Comment by widdershins
Comment by widdershins 6 months ago
I agree on all points, especially the idea of using Lua as a first language. It has so few features that you're really forced to focus on fundamental concepts like functions and (simple) data structures. And its flexibility to be used in an imperative or functional manner is great too. It's almost like a stripped back Javascript, and anyone who learns it will find jumping to JS easy.
I guess one might argue that 1-based indexing could cause beginners to get confused when they move to another language. But maybe it's good for them to get used to the idea that things like this can be different across languages.
I've taught programming to beginners, both children and adults, and lua is the worst of the languages I've done it with. It's an amazing technical accomplishment, and CS students should study its implementation. But for actual beginners its "focus on fundamental concepts" and flexibility are liabilities.

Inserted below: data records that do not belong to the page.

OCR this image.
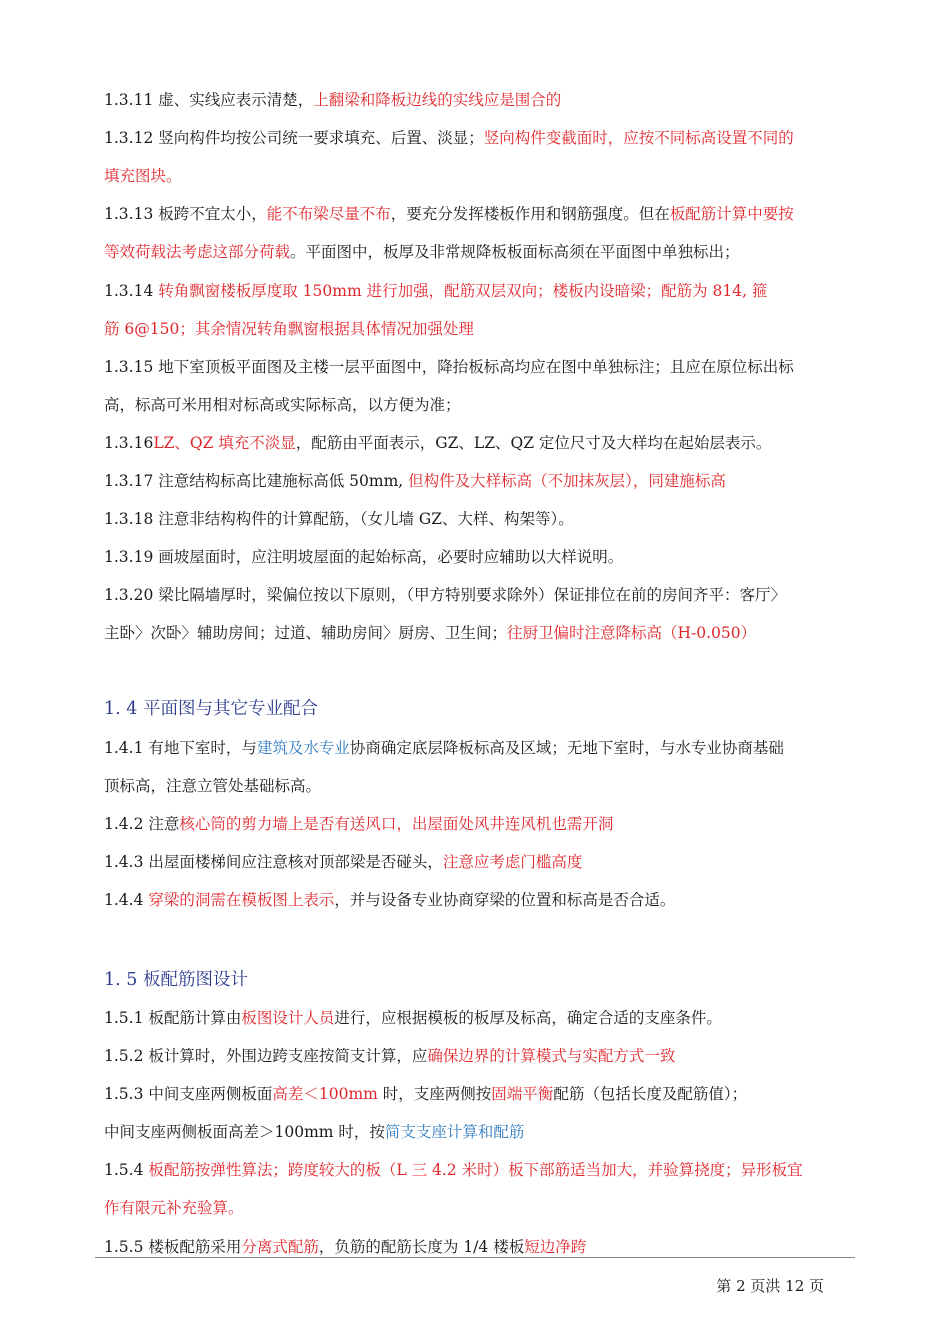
1.3.11 虚、实线应表示清楚，上翻梁和降板边线的实线应是围合的
1.3.12 竖向构件均按公司统一要求填充、后置、淡显；竖向构件变截面时，应按不同标高设置不同的
填充图块。
1.3.13 板跨不宜太小，能不布梁尽量不布，要充分发挥楼板作用和钢筋强度。但在板配筋计算中要按
等效荷载法考虑这部分荷载。平面图中，板厚及非常规降板板面标高须在平面图中单独标出；
1.3.14 转角飘窗楼板厚度取 150mm 进行加强，配筋双层双向；楼板内设暗梁；配筋为 814, 箍
筋 6@150；其余情况转角飘窗根据具体情况加强处理
1.3.15 地下室顶板平面图及主楼一层平面图中，降抬板标高均应在图中单独标注；且应在原位标出标
高，标高可米用相对标高或实际标高，以方便为准；
1.3.16LZ、QZ 填充不淡显，配筋由平面表示，GZ、LZ、QZ 定位尺寸及大样均在起始层表示。
1.3.17 注意结构标高比建施标高低 50mm, 但构件及大样标高（不加抹灰层），同建施标高
1.3.18 注意非结构构件的计算配筋，（女儿墙 GZ、大样、构架等）。
1.3.19 画坡屋面时，应注明坡屋面的起始标高，必要时应辅助以大样说明。
1.3.20 梁比隔墙厚时，梁偏位按以下原则，（甲方特别要求除外）保证排位在前的房间齐平：客厅〉
主卧〉次卧〉辅助房间；过道、辅助房间〉厨房、卫生间；往厨卫偏时注意降标高（H-0.050）
1.4.1 有地下室时，与建筑及水专业协商确定底层降板标高及区域；无地下室时，与水专业协商基础
顶标高，注意立管处基础标高。
1.4.2 注意核心筒的剪力墙上是否有送风口，出屋面处风井连风机也需开洞
1.4.3 出屋面楼梯间应注意核对顶部梁是否碰头，注意应考虑门槛高度
1.4.4 穿梁的洞需在模板图上表示，并与设备专业协商穿梁的位置和标高是否合适。
1.5.1 板配筋计算由板图设计人员进行，应根据模板的板厚及标高，确定合适的支座条件。
1.5.2 板计算时，外围边跨支座按简支计算，应确保边界的计算模式与实配方式一致
1.5.3 中间支座两侧板面高差＜100mm 时，支座两侧按固端平衡配筋（包括长度及配筋值）；
中间支座两侧板面高差＞100mm 时，按简支支座计算和配筋
1.5.4 板配筋按弹性算法；跨度较大的板（L 三 4.2 米时）板下部筋适当加大，并验算挠度；异形板宜
作有限元补充验算。
1.5.5 楼板配筋采用分离式配筋，负筋的配筋长度为 1/4 楼板短边净跨
1. 4 平面图与其它专业配合
1. 5 板配筋图设计
第 2 页洪 12 页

The main struggle people have learning to code is getting over the initial frustration hurdle where they can't actually accomplish anything yet. What they have to get them through this is excitement about their actual goals. With lua you burn too much goodwill and beginner spark on debugging string manipulation functions that don't seem important to the actual interest or goal that brought them to programming. Or figuring out how to use luarocks so you can make http requests, or regex, or whatever.
> 1-based indexing could cause beginners to get confused when they move to another language.
This is so far from the problems that beginners actually have. You should teach some programming, it's a really fascinating experience that will mess with your intuitions about how people learn this skill, and what's hard about it.